Atlantic Records, impressed by their regional draw, signed them and released Cracked Rear View in 1994. The album had been out for six months before the band played on the Late Show with David Letterman which sent sales skyrocketing, eventually landing at No. 1 on the Billboard chart the following spring. Cracked Rear View and the band went on to win two GRAMMY Awards, an MTV Video Music Award, a Billboard Music Award, and multiple People’s Choice Awards. Cracked Rear View went on to earn the band Billboard‘s Band of the Year Award in 1996 and the RIAA’s Diamond Award for sales in excess of 10 million units. Cracked Rear View remains the 5th most certified studio album in music business history.
The band remained a top draw nationwide and released five more albums for Atlantic: Fairweather Johnson, Musical Chairs, Scattered, Smothered & Covered, Hootie & The Blowfish and The Best of Hootie & The Blowfish, as well as Looking For Lucky on their own Sneaky Long Records and LIVE in Charleston, The Homegrown Concert Event DVD and CD. The band took a break from full-time touring in 2007, reuniting annually for a variety of philanthropic events while also pursuing solo projects. 2019 marked the band’s first full-time touring year in over a decade as they embarked on the Group Therapy Tour ahead of Imperfect Circle, their first album in nearly 15 years out now under a new record deal with Universal Music Group Nashville. The album’s lead single, “Hold On,” earned most-added distinction at Country radio upon its release and is currently climbing the charts.

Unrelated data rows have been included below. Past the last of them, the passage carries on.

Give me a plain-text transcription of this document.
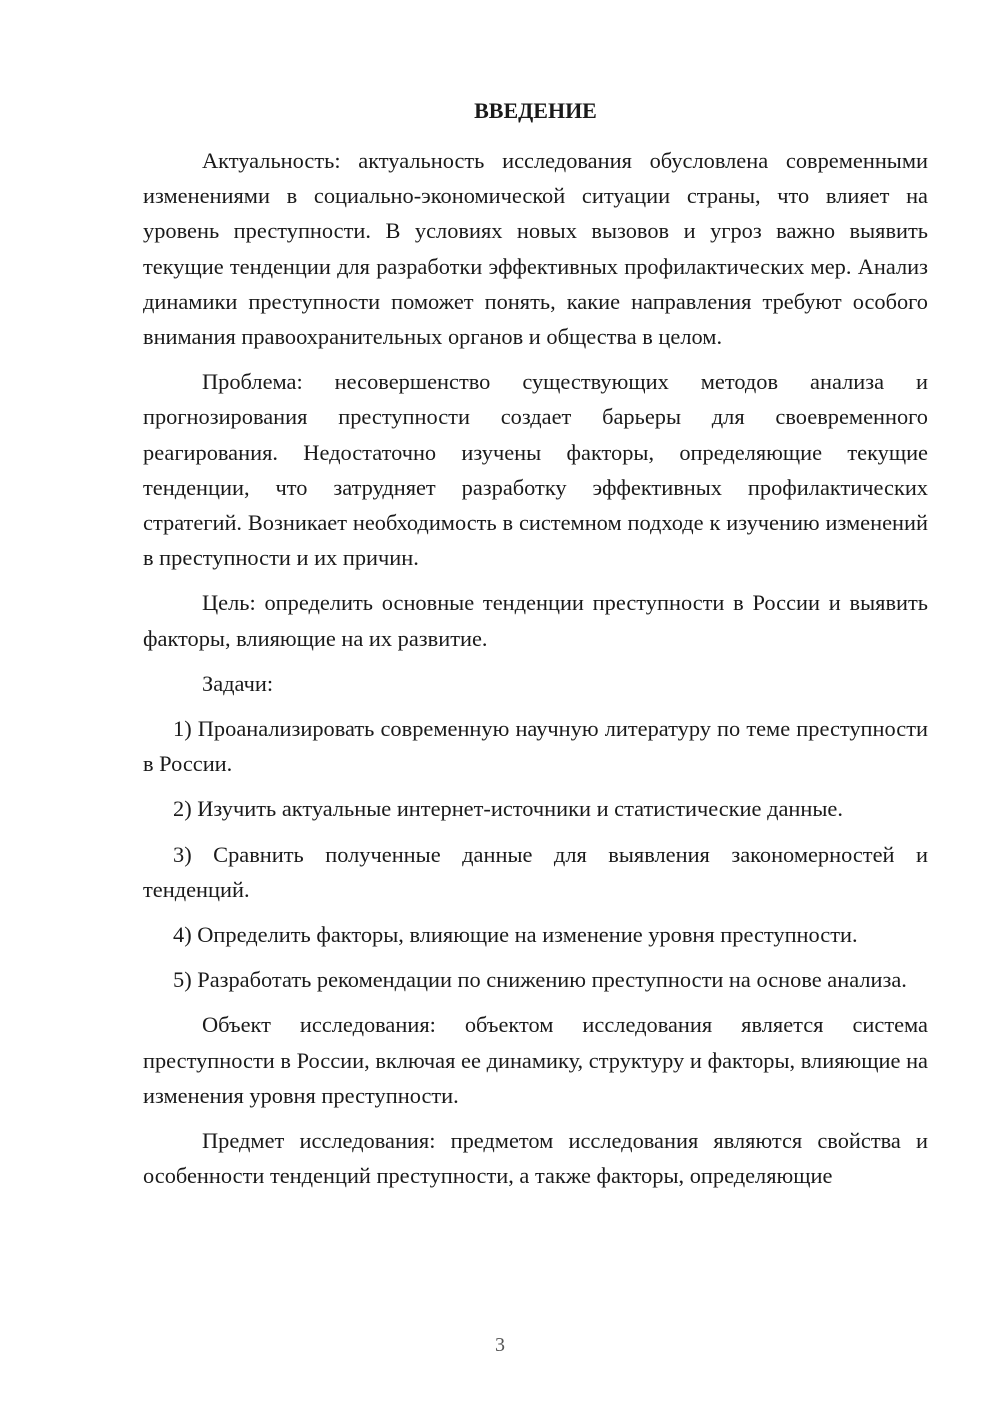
ВВЕДЕНИЕ

Актуальность: актуальность исследования обусловлена современными изменениями в социально-экономической ситуации страны, что влияет на уровень преступности. В условиях новых вызовов и угроз важно выявить текущие тенденции для разработки эффективных профилактических мер. Анализ динамики преступности поможет понять, какие направления требуют особого внимания правоохранительных органов и общества в целом.

Проблема: несовершенство существующих методов анализа и прогнозирования преступности создает барьеры для своевременного реагирования. Недостаточно изучены факторы, определяющие текущие тенденции, что затрудняет разработку эффективных профилактических стратегий. Возникает необходимость в системном подходе к изучению изменений в преступности и их причин.

Цель: определить основные тенденции преступности в России и выявить факторы, влияющие на их развитие.

Задачи:

1) Проанализировать современную научную литературу по теме преступности в России.

2) Изучить актуальные интернет-источники и статистические данные.

3) Сравнить полученные данные для выявления закономерностей и тенденций.

4) Определить факторы, влияющие на изменение уровня преступности.

5) Разработать рекомендации по снижению преступности на основе анализа.

Объект исследования: объектом исследования является система преступности в России, включая ее динамику, структуру и факторы, влияющие на изменения уровня преступности.

Предмет исследования: предметом исследования являются свойства и особенности тенденций преступности, а также факторы, определяющие

3
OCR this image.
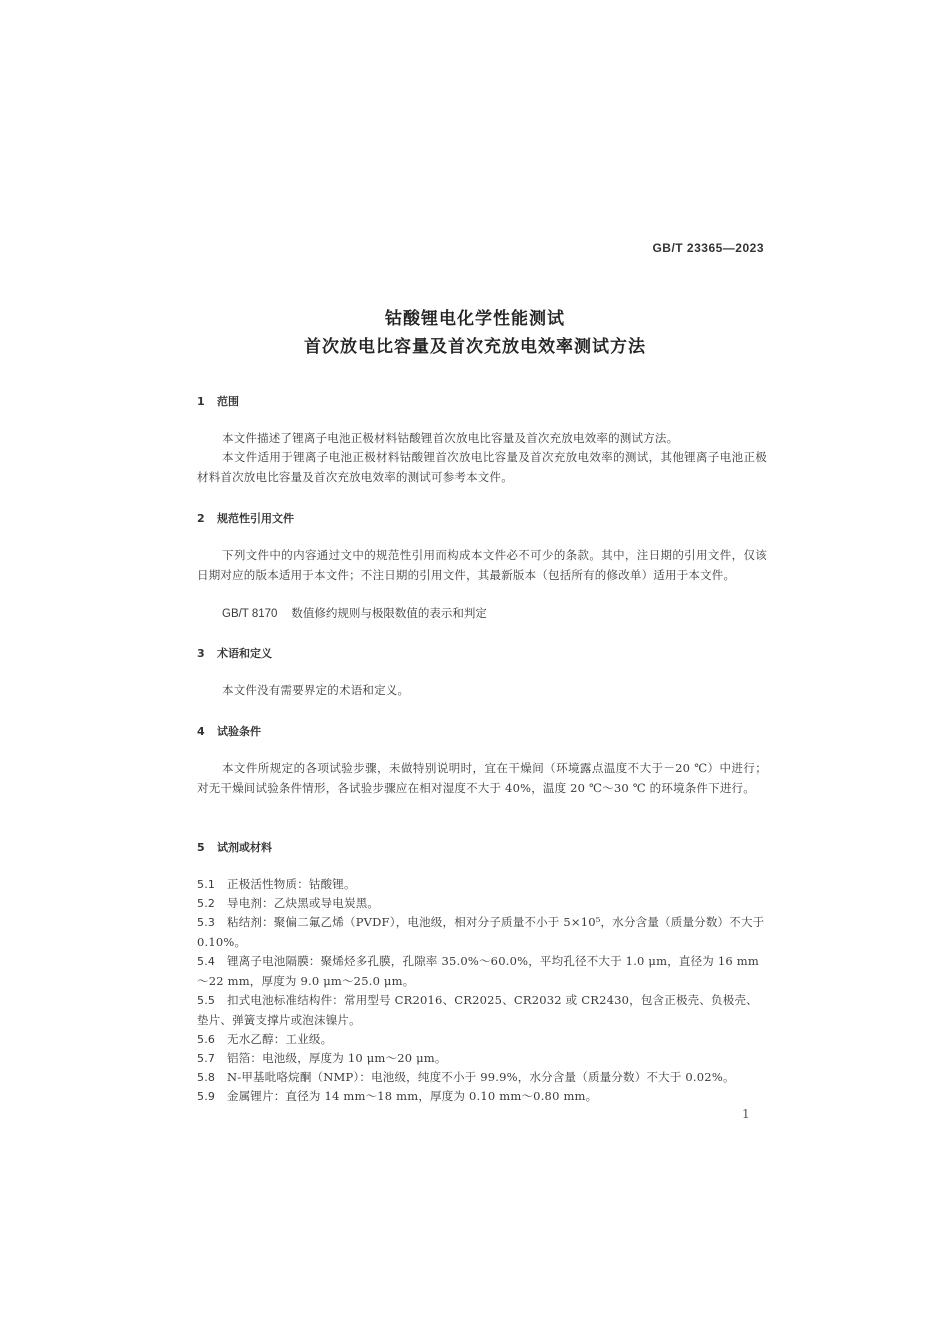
GB/T 23365—2023
钴酸锂电化学性能测试
首次放电比容量及首次充放电效率测试方法
1 范围
本文件描述了锂离子电池正极材料钴酸锂首次放电比容量及首次充放电效率的测试方法。
本文件适用于锂离子电池正极材料钴酸锂首次放电比容量及首次充放电效率的测试，其他锂离子电池正极材料首次放电比容量及首次充放电效率的测试可参考本文件。
2 规范性引用文件
下列文件中的内容通过文中的规范性引用而构成本文件必不可少的条款。其中，注日期的引用文件，仅该日期对应的版本适用于本文件；不注日期的引用文件，其最新版本（包括所有的修改单）适用于本文件。
GB/T 8170 数值修约规则与极限数值的表示和判定
3 术语和定义
本文件没有需要界定的术语和定义。
4 试验条件
本文件所规定的各项试验步骤，未做特别说明时，宜在干燥间（环境露点温度不大于－20 ℃）中进行；对无干燥间试验条件情形，各试验步骤应在相对湿度不大于 40%，温度 20 ℃～30 ℃ 的环境条件下进行。
5 试剂或材料
5.1 正极活性物质：钴酸锂。
5.2 导电剂：乙炔黑或导电炭黑。
5.3 粘结剂：聚偏二氟乙烯（PVDF），电池级，相对分子质量不小于 5×10⁵，水分含量（质量分数）不大于 0.10%。
5.4 锂离子电池隔膜：聚烯烃多孔膜，孔隙率 35.0%～60.0%，平均孔径不大于 1.0 μm，直径为 16 mm～22 mm，厚度为 9.0 μm～25.0 μm。
5.5 扣式电池标准结构件：常用型号 CR2016、CR2025、CR2032 或 CR2430，包含正极壳、负极壳、垫片、弹簧支撑片或泡沫镍片。
5.6 无水乙醇：工业级。
5.7 铝箔：电池级，厚度为 10 μm～20 μm。
5.8 N-甲基吡咯烷酮（NMP）：电池级，纯度不小于 99.9%，水分含量（质量分数）不大于 0.02%。
5.9 金属锂片：直径为 14 mm～18 mm，厚度为 0.10 mm～0.80 mm。
1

Hootie & the Blowfish (different from previous albums) OC: …in the songwriting. :23
“I think one thing you might notice different is there’s 15 years since our last record, or 14 whatever it’s been, and as humans, we’ve grown to a place where our songwriting is going to be coming from a little bit different place, a little bit more experience, hopefully some more wisdom and just a place that we couldn’t have written from 15, 20 years ago. So, that might be a difference you’ll hear is just a maturity in the songwriting.”